I don’t mean to pick on Dr. Shiller or imply his remarks in the article were meant to be anything but helpful. However, I do find it extraordinary that a Nobel-prize winning economist cannot grasp the economic benefits of doing things for one’s self: cooking, repairing or building, organizing, even entertaining (reading). Just sayin’.
I also find it interesting that of the thousands of potential money-saving tips Dr. Shiller could have suggested, he singled out these four. I could be completely misinterpreting his points, but it seems his ideas of economy are at odds with our ideas of what brings us economic freedom.
Yes, economic freedom. There comes a point where purchasing the goods or services of outside providers is more costly than the slightly larger home space necessary to provides those goods and services for one’s self.
Look, last year we moved from a 3,600 square-foot home to a 1,400 square-foot home. There certainly comes a time in life when downsizing makes sense. But we made sure our new home provided us with enough space to achieve our goals of self-sufficiency. It would be fiscally absurd to give up the space and the things that allow us to live our frugal, non-wasteful lifestyle simply because some economist apparently can’t grasp how having room to do things is more fiscally prudent than hiring someone else to do those things.
When I first read the article, I was inclined to view Dr. Shiller’s position with some amusement as the difference between an urban and rural mentality. After all, presumably this Yale professor doesn’t need space to keep livestock or preserve the garden. Possibly Dr. Shiller cannot grasp that some people live in places so thinly populated that the nearest restaurant is many miles away, and food delivery is unheard of.
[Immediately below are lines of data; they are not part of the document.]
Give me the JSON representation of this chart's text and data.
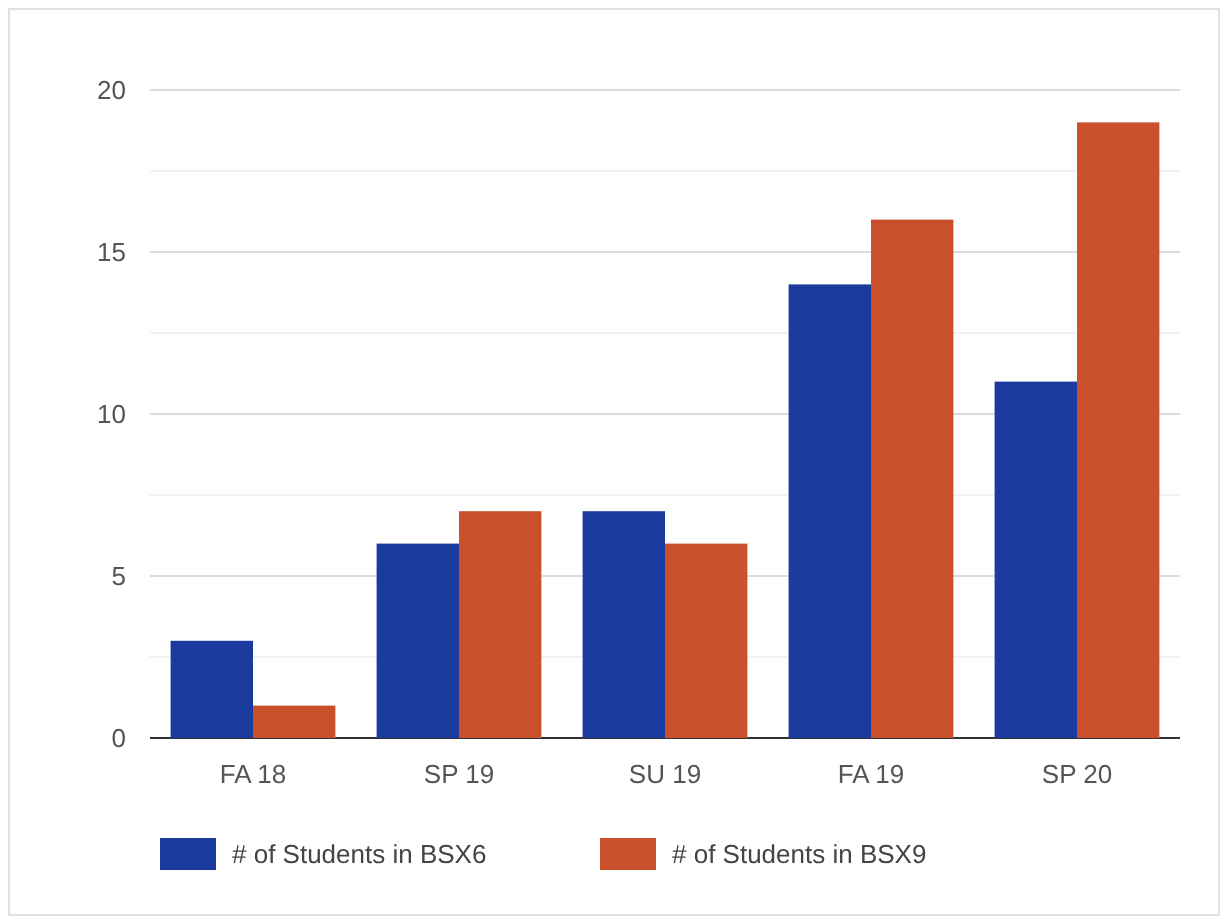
{
  "chart_data": {
    "type": "bar",
    "categories": [
      "FA 18",
      "SP 19",
      "SU 19",
      "FA 19",
      "SP 20"
    ],
    "series": [
      {
        "name": "# of Students in BSX6",
        "color": "#1a3a9e",
        "values": [
          3,
          6,
          7,
          14,
          11
        ]
      },
      {
        "name": "# of Students in BSX9",
        "color": "#c9502a",
        "values": [
          1,
          7,
          6,
          16,
          19
        ]
      }
    ],
    "ylim": [
      0,
      20
    ],
    "yticks": [
      0,
      {
        "value": 2.5,
        "label": null
      },
      5,
      {
        "value": 7.5,
        "label": null
      },
      10,
      {
        "value": 12.5,
        "label": null
      },
      15,
      {
        "value": 17.5,
        "label": null
      },
      20
    ],
    "grid": "y",
    "legend": "bottom"
  }
}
But the more I thought about it, the more I realized this seemingly innocuous position is indicative of something much deeper and more sinister: Them vs. Us. And not just because readers quickly located Dr. Shiller’s five-bedroom 3,900 square foot luxury home (with, presumably, a gourmet kitchen) in an upscale neighborhood in Connecticut. And not just because readers posted a photo of a smiling Dr. Shiller in his office surrounded by books and filing cabinets.
No, what echoed through my mind is this: You will own nothing, and you’ll be happy.
Already, in the face of supply-chain shortages and skyrocketing gas and energy prices, we are being advised to “lower our expectations.” But is Dr. Shiller lowering his expectations? How about the Clintons? The Bidens? The Obamas? Pick any ivory-tower elite and ask if they’re lowering their expectations.
Ironically, those of us who have the room to grow a garden, preserve food in an adequate kitchen, and do endless DIY projects live far more frugally and economically that the Dr. Shillers of the world can possibly fathom.
But since when does common sense ever enter into the elites’ plan of world domination? Oh yeah: When it’s their sense of what’s best for us commoners.